Agriculture is not what it was — and, given that the global population is also not what it was, that may seem a good thing. Since the middle of the last century, new crop varieties, new cultivation techniques and new technologies have brought about a revolution in productivity: the average hectare, for example, now yields three times the tonnage of cereals that it did in 1961, according to Our World in Data.

But whether this is sustainable is a different matter. The costs that the modern food system imposes — in terms of deforestation, greenhouse gas emissions, biodiversity and human health — are becoming clearer year by hotter year. Brazil provides a case in point: an agricultural powerhouse, it may also be nearing a catastrophic ecological tipping point beyond which its rainforest cannot regenerate.
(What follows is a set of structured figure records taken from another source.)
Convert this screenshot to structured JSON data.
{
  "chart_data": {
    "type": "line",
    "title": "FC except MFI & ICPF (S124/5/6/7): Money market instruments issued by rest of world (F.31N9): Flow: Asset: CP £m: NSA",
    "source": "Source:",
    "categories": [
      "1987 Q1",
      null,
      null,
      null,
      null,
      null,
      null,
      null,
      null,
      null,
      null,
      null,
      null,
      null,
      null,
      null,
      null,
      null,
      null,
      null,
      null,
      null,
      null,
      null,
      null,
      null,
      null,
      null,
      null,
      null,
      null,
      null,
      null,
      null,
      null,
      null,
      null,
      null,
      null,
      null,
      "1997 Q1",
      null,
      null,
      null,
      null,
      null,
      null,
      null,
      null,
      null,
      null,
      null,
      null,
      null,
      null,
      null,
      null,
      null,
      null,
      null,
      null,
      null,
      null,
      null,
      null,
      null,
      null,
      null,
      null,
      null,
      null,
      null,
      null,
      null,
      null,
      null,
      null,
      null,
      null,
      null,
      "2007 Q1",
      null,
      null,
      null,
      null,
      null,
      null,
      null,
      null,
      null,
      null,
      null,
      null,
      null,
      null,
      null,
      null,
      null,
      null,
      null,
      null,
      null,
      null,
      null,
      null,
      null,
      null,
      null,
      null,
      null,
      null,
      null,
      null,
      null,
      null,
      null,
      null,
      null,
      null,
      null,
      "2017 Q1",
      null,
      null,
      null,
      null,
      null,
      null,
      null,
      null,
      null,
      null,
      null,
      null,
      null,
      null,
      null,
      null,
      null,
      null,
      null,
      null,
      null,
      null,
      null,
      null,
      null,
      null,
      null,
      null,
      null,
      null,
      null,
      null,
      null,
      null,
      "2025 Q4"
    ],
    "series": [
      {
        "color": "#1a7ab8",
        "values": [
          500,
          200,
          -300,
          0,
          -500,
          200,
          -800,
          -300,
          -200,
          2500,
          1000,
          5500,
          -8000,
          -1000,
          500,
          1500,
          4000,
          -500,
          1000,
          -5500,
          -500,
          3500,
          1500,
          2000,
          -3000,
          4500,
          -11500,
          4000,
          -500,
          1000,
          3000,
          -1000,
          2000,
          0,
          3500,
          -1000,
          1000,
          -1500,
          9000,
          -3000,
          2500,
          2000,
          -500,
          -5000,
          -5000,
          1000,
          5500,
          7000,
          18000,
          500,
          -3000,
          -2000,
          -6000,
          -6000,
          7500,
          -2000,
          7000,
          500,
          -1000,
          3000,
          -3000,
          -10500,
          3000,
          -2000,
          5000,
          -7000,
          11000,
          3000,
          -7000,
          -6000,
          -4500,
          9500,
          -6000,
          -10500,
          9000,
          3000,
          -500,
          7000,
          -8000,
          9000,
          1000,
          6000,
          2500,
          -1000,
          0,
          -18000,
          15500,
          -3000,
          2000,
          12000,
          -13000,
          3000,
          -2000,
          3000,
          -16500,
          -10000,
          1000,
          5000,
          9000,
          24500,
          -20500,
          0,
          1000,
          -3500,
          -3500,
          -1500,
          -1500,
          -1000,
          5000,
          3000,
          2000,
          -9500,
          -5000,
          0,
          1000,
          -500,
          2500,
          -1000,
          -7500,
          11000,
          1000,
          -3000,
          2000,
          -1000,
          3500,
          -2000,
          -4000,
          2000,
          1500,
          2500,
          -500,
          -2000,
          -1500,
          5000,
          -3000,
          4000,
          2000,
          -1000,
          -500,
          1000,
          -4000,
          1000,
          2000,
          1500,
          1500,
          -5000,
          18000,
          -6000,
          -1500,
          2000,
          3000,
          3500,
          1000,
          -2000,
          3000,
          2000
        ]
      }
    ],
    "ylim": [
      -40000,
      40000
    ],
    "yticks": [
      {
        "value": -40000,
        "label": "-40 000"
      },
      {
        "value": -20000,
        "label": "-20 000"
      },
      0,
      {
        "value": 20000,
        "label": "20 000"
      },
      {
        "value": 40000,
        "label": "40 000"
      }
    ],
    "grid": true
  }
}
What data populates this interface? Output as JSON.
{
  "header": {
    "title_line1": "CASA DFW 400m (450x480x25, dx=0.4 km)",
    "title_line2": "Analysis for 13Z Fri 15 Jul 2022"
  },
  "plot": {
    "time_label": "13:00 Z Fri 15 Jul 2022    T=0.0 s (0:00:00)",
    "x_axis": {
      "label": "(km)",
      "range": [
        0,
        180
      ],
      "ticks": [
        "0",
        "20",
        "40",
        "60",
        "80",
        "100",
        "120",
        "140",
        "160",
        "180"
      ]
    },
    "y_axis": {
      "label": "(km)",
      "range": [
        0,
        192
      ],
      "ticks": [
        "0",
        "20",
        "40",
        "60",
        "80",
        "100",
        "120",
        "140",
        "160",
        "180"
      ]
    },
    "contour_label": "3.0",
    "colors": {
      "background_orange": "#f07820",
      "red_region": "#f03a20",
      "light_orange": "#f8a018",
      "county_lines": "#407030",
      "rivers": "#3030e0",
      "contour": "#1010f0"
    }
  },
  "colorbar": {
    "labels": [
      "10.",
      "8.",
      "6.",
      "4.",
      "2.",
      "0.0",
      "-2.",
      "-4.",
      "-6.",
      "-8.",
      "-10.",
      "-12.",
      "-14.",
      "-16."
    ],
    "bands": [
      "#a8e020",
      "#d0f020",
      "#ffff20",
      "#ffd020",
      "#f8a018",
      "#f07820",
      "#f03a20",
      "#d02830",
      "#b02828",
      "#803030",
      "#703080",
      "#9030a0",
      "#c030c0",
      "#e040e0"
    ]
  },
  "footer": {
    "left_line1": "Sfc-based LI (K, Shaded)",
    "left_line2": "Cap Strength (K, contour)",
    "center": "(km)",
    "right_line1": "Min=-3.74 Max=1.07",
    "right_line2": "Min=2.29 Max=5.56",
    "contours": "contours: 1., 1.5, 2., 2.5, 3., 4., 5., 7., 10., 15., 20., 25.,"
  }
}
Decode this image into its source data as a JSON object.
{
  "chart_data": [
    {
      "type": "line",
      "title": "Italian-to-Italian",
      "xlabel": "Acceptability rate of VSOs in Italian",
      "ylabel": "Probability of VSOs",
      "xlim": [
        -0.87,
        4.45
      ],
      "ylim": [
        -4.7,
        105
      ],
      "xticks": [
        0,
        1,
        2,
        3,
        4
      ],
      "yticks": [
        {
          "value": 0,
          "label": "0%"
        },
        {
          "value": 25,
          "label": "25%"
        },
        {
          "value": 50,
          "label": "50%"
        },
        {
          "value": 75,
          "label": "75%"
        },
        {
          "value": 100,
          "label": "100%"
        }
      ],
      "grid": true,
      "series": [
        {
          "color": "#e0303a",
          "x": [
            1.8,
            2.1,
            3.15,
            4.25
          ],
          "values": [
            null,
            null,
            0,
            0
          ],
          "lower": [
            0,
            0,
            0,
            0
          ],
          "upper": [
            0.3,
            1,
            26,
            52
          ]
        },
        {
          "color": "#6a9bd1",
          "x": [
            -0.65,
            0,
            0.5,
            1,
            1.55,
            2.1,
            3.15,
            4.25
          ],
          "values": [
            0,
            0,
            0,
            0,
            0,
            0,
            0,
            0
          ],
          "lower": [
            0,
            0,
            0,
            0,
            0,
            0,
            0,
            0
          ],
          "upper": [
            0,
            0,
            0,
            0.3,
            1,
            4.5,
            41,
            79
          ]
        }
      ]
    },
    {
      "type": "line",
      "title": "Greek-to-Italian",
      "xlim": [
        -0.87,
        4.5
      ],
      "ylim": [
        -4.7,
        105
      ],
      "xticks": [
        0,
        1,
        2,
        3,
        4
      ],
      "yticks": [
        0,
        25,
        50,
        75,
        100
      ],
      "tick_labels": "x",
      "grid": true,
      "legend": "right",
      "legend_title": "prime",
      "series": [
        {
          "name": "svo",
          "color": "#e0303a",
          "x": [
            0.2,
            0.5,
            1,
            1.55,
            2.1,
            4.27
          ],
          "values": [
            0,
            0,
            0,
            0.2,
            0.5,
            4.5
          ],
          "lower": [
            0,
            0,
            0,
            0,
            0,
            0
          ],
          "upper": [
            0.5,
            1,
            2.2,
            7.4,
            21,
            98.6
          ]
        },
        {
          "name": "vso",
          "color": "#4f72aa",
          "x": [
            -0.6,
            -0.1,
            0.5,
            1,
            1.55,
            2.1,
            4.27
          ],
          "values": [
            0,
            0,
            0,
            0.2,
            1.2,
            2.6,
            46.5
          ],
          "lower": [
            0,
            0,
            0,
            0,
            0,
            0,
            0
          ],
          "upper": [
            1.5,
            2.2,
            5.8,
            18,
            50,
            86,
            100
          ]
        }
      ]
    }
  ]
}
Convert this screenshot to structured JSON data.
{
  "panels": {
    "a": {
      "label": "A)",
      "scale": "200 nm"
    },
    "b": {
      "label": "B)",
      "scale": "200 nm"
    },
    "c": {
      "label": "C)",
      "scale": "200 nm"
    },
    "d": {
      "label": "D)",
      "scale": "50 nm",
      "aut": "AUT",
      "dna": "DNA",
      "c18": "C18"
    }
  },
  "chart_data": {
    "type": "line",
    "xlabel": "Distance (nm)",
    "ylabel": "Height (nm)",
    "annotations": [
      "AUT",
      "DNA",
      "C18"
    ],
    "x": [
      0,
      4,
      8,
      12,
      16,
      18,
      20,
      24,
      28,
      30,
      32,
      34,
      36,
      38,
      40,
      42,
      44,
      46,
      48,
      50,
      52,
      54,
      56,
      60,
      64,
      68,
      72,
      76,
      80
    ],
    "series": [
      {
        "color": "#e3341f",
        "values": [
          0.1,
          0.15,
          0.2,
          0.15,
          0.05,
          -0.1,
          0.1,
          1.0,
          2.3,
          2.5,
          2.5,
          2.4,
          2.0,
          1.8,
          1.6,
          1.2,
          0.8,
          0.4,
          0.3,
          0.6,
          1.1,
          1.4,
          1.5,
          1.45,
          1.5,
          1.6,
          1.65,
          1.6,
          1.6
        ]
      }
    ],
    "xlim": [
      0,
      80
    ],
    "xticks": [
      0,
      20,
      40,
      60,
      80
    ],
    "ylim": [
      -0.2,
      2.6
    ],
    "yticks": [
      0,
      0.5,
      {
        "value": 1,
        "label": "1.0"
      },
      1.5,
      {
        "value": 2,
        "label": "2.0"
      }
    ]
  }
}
The question, then, is whether the world’s farmers and food businesses can feed more people in a healthy and equitable way without adding to the environmental degradation and global warming that threaten to make some populated areas unlivable.

The following charts offer an overview of some of the key factors to consider — food for thought, if you like — starting with the sheer number of mouths to feed.

The rate of growth of the world’s population is slowing, but the 9bn mark is imminent. The peak, 60 years or so from now, is expected to be 10.4bn people.

Line chart of Global population (billions) showing The world's population is expected to be a third higher by end-century

Meanwhile, the trend in the reduction of hunger globally is reversing — as starkly described in the UN Food and Agriculture Organization’s 2022 report on food security and nutrition. “This year’s report,” the FAO says, “should dispel any lingering doubts that the world is moving backwards in its efforts to end hunger, food insecurity, and malnutrition.”

This has prompted widespread concern about how an extra 2.5bn people are to be fed, particularly as rising real incomes in the developing world are usually associated with increased consumption of resource-intensive meat.

Yet agricultural production has consistently outpaced population growth . . . 

Line chart of World food production and population (indices, 1961 = 100) showing Global food production has outstripped population growth over the past 60 years

. . . and all but the poorest countries are now self-sufficient in food, according to the FAO’s definition, producing enough calories to meet basic dietary requirements.

It does not follow, however, that current methods of production are environmentally sustainable. Discussion of how to make them so is dominated by two main issues: reducing food waste and dietary change.

A huge amount of food is wasted — and so, in effect, are the land, water and other resources that went into producing it. In advanced countries, food is wasted predominantly by households while, in developing economies, most waste occurs due to inefficient production and distribution.

Bar chart of % of calories lost & wasted, by stage of process showing A huge proportion of food is wasted - but patterns vary across regions

Dietary change, too, would reduce pressure on the world’s ecosystems. If beef and mutton alone were eliminated from the world’s diet, agricultural land use would halve. Cut out dairy products, as well, and it would halve again.

Bar chart of Global land use for agriculture (hectares bn) showing Reducing meat and dairy consumption would make a huge difference to land use

In addition, moving to plant-based diets would help reduce the food industry’s huge contribution to greenhouse gas emissions — currently, it accounts for just under a third of the total.

Bar chart of Greenhouse gas emissions of selected food products, 2010 (kg of CO2 equivalent per 1000 kilocalories) showing Plant-based diets would reduce emissions

Eating habits are hard to change, though. No matter how eloquent a chart may be, it does not follow that hungry consumers — and the businesses that serve them — will be easily swayed. A sustainable diet for the planet is likely to be a work in progress for a long time to come.